Santa Fé (EUA) – O estado norte-americano do Novo México abriu um processo contra a Meta, controladora do Facebook, Instagram e WhatsApp, alegando que a empresa expôs crianças e adolescentes à exploração sexual nas plataformas e obteve lucro com esse tipo de conteúdo. A ação, protocolada pelo procurador-geral Raúl Torrez, será analisada pelo Tribunal Distrital de Santa Fé a partir da próxima semana, com previsão de durar aproximadamente dois meses.
Investigação secreta
O processo resulta da operação sigilosa “Operation MetaPhile”, realizada em 2023. Investigadores da Procuradoria-Geral criaram perfis em Facebook e Instagram se passando por usuários com menos de 14 anos. As contas receberam material sexualmente explícito e foram abordadas por adultos interessados em conteúdos semelhantes. Três suspeitos foram denunciados criminalmente após a ação.
Segundo a acusação, a Meta permitiu que predadores tivessem “acesso irrestrito” a usuários menores e se conectassem com possíveis vítimas, situações que teriam culminado em abusos no mundo real e até tráfico de pessoas. O estado sustenta ainda que a companhia desenhou suas plataformas para ampliar o engajamento, mesmo com indícios de danos à saúde mental do público jovem.
Pontos centrais da denúncia
O Novo México lista recursos como rolagem infinita e reprodução automática de vídeos entre os mecanismos que, na visão da promotoria, mantêm crianças on-line por mais tempo e incentivam comportamentos de dependência, associados a depressão, ansiedade e automutilação. Documentos internos obtidos na investigação apontariam que a empresa reconhecia riscos de exploração sexual e impactos à saúde mental, mas não implantou barreiras básicas, como verificação efetiva de idade.
No processo, o estado pede indenização financeira e uma ordem judicial para obrigar a Meta a reformular ferramentas de proteção voltadas a menores de idade.
Posicionamento da empresa
Procurada, a Meta rebateu as acusações, classificando-as como “sensacionalistas, irrelevantes e distrativas”. Um porta-voz afirmou que, há mais de uma década, a companhia escuta pais, colabora com especialistas e autoridades policiais e conduz pesquisas para aprimorar a segurança de jovens usuários. A empresa diz que o caso esbarra em proteções garantidas pela Primeira Emenda da Constituição dos Estados Unidos, que rege a liberdade de expressão, e pela Seção 230 da Lei de Decência nas Comunicações, que limita a responsabilidade de sites por conteúdo gerado por terceiros.
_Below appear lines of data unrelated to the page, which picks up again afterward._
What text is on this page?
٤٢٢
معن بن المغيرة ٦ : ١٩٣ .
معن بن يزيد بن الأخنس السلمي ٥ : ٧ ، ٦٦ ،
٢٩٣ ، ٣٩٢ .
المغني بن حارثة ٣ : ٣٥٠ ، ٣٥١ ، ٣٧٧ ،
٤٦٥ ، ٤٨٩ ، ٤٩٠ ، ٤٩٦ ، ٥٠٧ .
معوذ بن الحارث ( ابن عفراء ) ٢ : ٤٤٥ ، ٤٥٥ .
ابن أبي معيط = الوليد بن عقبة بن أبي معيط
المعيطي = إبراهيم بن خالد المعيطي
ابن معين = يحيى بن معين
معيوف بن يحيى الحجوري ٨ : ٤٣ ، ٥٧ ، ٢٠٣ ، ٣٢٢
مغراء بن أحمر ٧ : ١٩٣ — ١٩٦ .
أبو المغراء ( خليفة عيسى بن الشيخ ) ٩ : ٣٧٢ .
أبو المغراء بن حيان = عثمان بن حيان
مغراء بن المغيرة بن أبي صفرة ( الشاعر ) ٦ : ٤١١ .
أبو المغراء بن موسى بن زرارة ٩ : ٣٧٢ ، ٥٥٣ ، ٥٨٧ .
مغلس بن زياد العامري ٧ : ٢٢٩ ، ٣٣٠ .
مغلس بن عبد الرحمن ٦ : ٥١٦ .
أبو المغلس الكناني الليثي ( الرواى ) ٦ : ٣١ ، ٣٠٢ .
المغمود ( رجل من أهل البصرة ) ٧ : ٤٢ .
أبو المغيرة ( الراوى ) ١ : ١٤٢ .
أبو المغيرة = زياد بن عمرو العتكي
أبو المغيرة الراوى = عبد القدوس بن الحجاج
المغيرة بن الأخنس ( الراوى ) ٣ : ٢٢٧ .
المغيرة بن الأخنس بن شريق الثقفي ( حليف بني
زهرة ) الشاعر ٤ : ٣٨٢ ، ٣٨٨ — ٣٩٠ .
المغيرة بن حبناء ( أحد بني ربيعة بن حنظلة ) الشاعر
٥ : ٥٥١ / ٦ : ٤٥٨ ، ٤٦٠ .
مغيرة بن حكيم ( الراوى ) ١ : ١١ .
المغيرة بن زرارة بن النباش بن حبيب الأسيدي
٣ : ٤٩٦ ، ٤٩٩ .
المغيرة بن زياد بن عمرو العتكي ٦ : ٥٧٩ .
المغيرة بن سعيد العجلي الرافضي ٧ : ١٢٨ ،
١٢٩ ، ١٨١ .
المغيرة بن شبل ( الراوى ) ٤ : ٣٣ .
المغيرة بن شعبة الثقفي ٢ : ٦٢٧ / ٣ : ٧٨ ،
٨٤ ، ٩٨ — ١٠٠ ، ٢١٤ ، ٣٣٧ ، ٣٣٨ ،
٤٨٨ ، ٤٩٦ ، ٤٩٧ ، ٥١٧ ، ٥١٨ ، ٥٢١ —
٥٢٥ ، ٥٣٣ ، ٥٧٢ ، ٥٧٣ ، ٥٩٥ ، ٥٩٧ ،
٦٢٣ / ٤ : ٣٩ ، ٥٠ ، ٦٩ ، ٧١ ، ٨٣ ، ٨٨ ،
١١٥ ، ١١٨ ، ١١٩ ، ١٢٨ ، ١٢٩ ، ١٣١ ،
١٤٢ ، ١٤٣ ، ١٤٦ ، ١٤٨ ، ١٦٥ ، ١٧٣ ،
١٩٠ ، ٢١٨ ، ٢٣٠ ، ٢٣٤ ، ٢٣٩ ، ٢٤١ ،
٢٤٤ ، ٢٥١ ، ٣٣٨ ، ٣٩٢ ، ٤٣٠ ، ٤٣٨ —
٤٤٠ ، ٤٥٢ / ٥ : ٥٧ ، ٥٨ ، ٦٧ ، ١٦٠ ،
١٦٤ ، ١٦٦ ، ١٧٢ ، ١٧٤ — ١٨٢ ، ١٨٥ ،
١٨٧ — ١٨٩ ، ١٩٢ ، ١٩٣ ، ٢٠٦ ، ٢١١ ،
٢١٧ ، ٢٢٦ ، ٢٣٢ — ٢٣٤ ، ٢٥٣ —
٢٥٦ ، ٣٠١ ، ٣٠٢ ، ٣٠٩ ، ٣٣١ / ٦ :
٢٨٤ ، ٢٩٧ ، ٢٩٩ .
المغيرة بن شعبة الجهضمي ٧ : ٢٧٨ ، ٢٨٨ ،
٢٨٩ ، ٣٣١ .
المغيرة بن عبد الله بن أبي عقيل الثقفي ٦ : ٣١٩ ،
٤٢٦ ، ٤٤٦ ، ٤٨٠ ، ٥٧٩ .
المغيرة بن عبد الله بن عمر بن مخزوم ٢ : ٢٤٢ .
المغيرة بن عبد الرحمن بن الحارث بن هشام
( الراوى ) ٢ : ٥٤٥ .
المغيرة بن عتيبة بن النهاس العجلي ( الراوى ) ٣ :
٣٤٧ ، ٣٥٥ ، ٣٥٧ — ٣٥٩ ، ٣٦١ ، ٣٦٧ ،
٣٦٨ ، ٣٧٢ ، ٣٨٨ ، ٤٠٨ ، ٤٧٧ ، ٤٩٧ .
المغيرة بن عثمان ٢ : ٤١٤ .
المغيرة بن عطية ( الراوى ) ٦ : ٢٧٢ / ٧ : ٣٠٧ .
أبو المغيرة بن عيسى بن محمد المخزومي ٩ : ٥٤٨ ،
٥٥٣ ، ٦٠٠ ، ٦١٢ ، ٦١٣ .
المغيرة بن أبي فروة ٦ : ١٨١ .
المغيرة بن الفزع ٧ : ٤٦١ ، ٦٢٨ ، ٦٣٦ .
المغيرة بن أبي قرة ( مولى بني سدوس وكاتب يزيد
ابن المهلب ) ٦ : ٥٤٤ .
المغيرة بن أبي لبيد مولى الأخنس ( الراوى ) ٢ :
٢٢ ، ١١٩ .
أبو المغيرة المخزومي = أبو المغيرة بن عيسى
Para a Meta, os supostos danos apontados pelo Novo México não podem ser dissociados do conteúdo compartilhado pelos usuários, uma vez que os algoritmos e o design das plataformas servem para apresentar esse material.
Imagem: REUTERS/Manuel Orbegozo
Contexto de litígios
Nos últimos anos, a gigante da tecnologia tem sido alvo de críticas e processos relacionados à proteção de crianças e adolescentes. Em 2021, denúncias ao Congresso dos Estados Unidos indicaram que a empresa tinha ciência de potenciais prejuízos de seus produtos para menores, mas teria se recusado a agir. Em 2023, a Reuters revelou documento interno que permitia a chatbots da Meta envolverem crianças em conversas “românticas ou sensuais”; a companhia posteriormente modificou a diretriz.
Além do caso no Novo México, a Meta encara milhares de ações em tribunais estaduais e federais, onde é acusada, ao lado de outras plataformas, de desenvolver produtos propositalmente viciantes para jovens – situação que, segundo as ações, contribuiu para uma crise de saúde mental no país. O primeiro julgamento desse grupo de processos começou nesta semana em Los Angeles; Alphabet (Google) e Meta permanecem como rés, enquanto TikTok e Snapchat fecharam acordos com os autores.
O Departamento de Justiça do Novo México afirmou aguardar o início do julgamento para apresentar ao júri documentos e depoimentos reunidos em mais de dois anos de litígio.
O tribunal em Santa Fé deverá definir se a Meta terá de pagar indenizações e implementar medidas adicionais de segurança destinadas a proteger crianças e adolescentes em suas plataformas.